Tanto em vida, como após sua morte, Einstein foi alvo de intensa curiosidade pública. Isso está bem registrado em três capítulos. Em Amostras do die komische Mappe, Pais nos apresenta inúmeras e pitorescas mensagens de estranhos, desde notas de congratulações até pedidos de ajuda ou informações adicionais; de comentários inteligentes a declarações loucas; de expressões de ódio a ameaças. Não se sabe quantas dessas mensagens lhe foram enviadas, mas, não menos do que 600 sobreviveram. Einstein referia-se a esta coleção como die komische Mappe. A palavra alemã komisch possui uma variedade de traduções não equivalentes: estranho, engraçado, singular, bizarro, patético; o curioso conteúdo da coleção também reflete essa variedade de adjetivos. Nessa mesma linha de contato com o público, porém em melhor nível de seriedade, Pais dedicou a metade do livro. O alentado ensaio Einstein e a imprensa, representa a primeira abordagem desse tipo na extensa bibliografia a respeito de Einstein. Pais considera que Einstein, criador de uma parcela da melhor ciência de todos os tempos, é em si próprio uma criação da mídia, no sentido de ser e permanecer uma figura pública. O início do papel mítico de Einstein data de novembro de 1919, quando sua previsão da deflexão da luz pela ação de um campo gravitacional é comprovada durante o eclipse solar daquele ano.
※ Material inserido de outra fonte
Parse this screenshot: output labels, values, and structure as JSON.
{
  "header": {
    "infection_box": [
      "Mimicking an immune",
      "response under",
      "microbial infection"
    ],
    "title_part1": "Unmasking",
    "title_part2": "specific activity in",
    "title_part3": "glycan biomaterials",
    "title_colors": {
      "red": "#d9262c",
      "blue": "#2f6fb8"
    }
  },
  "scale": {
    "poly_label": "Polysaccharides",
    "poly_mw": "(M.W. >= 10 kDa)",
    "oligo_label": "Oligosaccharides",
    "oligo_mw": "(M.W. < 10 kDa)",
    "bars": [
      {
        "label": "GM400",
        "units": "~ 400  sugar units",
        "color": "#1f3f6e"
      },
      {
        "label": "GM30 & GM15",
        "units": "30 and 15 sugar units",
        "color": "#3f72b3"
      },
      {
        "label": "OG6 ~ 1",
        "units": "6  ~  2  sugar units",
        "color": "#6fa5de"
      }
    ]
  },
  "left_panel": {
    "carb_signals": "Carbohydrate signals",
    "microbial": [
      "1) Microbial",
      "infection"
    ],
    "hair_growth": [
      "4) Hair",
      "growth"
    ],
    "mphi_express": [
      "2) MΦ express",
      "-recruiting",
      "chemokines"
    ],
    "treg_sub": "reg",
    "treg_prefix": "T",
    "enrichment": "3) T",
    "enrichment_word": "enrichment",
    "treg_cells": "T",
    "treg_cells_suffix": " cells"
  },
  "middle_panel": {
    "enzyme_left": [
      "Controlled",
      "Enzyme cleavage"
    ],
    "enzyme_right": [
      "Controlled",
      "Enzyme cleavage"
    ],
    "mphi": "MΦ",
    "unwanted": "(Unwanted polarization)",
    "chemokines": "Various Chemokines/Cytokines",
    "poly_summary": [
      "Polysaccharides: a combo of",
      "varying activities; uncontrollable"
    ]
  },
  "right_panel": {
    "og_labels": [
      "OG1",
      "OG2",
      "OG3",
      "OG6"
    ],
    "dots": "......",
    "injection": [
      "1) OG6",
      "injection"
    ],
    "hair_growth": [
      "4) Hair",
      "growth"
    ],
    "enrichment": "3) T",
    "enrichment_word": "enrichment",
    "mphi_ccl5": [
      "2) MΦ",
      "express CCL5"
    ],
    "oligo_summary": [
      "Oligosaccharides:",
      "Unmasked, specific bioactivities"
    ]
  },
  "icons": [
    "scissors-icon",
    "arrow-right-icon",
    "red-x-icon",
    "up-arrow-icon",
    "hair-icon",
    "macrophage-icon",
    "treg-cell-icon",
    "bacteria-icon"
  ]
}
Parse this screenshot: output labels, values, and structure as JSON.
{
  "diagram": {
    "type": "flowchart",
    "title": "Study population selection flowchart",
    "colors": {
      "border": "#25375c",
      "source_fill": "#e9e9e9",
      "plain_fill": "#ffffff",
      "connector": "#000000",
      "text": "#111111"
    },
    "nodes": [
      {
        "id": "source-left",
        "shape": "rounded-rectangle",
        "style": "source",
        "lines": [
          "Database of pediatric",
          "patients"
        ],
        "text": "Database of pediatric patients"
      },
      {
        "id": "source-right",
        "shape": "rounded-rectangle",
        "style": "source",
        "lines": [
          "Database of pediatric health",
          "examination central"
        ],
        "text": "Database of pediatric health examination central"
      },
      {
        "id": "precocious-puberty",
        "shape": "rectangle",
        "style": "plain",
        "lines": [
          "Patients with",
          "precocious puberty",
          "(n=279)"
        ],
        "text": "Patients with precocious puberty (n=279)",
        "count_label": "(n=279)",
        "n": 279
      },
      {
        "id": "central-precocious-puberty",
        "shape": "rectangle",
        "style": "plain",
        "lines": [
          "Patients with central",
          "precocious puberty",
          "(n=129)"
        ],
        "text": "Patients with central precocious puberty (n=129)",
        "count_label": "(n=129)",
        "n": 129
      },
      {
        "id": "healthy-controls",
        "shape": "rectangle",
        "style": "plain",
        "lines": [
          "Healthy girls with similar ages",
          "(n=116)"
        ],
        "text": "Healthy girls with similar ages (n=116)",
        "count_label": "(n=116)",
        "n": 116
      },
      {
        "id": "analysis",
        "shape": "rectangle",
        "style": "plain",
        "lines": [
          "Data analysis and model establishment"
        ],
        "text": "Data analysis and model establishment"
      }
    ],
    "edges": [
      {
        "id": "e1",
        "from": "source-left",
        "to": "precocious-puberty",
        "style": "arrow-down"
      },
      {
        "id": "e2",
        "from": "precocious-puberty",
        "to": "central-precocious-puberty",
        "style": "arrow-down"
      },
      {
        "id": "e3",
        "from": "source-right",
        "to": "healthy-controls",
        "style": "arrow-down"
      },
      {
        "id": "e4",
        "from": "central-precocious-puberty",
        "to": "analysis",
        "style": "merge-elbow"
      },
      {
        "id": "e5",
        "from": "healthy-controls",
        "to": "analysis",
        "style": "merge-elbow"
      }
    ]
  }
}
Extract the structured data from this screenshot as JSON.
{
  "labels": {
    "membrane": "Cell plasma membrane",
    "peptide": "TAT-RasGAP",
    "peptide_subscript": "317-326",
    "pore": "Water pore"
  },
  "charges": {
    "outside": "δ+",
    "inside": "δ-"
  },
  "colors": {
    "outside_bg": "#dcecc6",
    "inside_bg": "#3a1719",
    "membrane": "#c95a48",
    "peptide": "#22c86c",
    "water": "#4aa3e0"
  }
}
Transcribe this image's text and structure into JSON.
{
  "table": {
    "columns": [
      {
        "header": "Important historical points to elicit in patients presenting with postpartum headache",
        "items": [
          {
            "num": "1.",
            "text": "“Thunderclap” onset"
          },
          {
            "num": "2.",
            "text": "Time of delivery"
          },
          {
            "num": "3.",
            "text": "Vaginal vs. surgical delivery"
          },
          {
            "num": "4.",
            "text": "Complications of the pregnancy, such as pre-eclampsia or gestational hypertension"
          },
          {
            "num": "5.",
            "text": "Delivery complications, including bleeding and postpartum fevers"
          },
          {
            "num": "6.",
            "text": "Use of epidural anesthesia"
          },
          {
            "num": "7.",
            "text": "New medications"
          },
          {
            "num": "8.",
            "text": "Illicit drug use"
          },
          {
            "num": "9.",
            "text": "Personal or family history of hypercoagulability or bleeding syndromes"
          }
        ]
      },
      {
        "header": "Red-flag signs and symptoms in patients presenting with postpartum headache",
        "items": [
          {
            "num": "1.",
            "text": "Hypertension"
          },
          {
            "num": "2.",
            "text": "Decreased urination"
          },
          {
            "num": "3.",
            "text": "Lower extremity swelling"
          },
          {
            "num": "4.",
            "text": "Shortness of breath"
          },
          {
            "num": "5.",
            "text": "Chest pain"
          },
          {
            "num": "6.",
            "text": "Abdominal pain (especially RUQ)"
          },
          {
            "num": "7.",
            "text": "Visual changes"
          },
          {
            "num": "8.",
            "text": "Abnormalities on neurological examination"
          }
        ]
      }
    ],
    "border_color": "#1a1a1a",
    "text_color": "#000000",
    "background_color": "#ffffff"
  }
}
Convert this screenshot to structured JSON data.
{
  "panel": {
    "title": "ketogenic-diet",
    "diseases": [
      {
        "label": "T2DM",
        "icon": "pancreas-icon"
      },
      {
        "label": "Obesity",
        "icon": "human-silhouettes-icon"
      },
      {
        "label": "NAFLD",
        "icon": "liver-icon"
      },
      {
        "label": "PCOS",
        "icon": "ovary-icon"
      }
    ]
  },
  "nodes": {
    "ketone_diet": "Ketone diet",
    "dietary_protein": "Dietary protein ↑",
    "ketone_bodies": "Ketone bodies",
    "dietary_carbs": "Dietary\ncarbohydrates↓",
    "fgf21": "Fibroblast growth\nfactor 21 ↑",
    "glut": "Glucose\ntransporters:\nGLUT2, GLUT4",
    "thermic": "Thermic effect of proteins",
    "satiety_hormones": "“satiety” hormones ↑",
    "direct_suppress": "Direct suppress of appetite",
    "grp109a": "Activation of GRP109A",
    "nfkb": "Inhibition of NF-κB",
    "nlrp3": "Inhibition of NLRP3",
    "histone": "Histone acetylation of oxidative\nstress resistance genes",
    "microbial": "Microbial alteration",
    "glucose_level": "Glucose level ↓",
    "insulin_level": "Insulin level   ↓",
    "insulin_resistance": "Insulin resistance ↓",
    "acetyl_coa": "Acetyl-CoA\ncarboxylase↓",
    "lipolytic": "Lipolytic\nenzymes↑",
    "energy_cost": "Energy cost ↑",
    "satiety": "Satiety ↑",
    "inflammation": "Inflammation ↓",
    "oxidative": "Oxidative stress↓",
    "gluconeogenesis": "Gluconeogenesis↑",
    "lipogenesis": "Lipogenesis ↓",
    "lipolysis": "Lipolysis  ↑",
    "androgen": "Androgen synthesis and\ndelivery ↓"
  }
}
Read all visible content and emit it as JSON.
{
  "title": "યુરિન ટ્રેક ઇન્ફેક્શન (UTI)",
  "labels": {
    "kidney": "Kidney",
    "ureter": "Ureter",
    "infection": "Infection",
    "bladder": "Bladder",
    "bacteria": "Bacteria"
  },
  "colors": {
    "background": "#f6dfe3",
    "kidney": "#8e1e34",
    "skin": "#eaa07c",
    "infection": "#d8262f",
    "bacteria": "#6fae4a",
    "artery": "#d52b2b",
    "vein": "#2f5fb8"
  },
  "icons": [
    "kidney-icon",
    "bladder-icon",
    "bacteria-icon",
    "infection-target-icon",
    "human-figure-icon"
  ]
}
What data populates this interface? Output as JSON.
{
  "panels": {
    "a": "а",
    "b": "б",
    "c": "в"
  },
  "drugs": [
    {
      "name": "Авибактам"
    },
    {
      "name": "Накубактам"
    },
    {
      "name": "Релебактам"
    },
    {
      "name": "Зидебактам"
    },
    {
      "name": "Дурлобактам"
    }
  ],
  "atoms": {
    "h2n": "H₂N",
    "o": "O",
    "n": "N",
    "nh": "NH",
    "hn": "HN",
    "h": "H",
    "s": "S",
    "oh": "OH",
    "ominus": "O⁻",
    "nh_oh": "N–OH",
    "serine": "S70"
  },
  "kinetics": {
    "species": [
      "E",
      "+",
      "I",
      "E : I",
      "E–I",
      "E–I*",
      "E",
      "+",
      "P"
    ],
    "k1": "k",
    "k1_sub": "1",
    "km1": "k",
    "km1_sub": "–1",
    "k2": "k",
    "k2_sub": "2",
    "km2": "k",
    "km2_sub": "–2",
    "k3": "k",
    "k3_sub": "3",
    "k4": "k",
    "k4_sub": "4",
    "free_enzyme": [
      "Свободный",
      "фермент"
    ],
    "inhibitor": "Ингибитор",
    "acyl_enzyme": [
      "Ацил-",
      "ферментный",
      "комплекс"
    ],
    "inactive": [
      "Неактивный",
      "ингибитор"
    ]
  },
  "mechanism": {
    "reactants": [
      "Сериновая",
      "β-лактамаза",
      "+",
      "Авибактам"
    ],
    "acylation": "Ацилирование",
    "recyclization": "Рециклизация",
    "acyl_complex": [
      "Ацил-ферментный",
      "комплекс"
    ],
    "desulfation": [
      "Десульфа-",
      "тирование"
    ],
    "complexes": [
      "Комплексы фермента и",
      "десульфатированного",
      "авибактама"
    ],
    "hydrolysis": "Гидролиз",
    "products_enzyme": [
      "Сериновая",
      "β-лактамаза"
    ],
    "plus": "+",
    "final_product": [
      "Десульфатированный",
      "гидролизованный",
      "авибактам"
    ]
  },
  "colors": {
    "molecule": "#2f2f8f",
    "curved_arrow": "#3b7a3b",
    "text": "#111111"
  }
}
Ressalta-se aqui que esta comprovação foi apresentada por duas expedições inglesas: uma na ilha do Príncipe e outra em Sobral, no Ceará.

A propósito, a vida científica de Einstein foi tão abrangente e cheia de genialidade, que a percepção que se tem dela varia muito com o perfil do observador. Para o grande público, o prêmio Nobel de Einstein está associado à sua teoria da relatividade. No capítulo 6, Pais discute como o trabalho sobre o efeito fotoelétrico, e não a teoria da relatividade, permitiu a Einstein ganhar o prêmio Nobel. Neste capítulo é apresentada uma interpretação para o intrigante fato de ele não ter ganho o prêmio pela teoria da relatividade. No annus mirabilis de 1905, o mundo testemunhou a explosão criativa de Einstein, absolutamente excepcional. A hipótese do quantum de luz foi apresentada, o movimento browniano interpretado, um novo método para determinar o tamanho de moléculas introduzido e a teoria da relatividade restrita exposta. Qualquer uma dessas descobertas seria suficiente para garantir lhe uma posição proeminente e duradoura na história da ciência. No entanto, segundo os registros de Pais, nenhuma dessas contribuições causou sequer a mais modesta menção na imprensa, antes de 1919.

Enfim, a complexa personalidade desse genial pensador, faz de Einstein viveu aqui uma obra recomendável para a biblioteca de qualquer pessoa culta, e indispensável na cabeceira de qualquer cientista.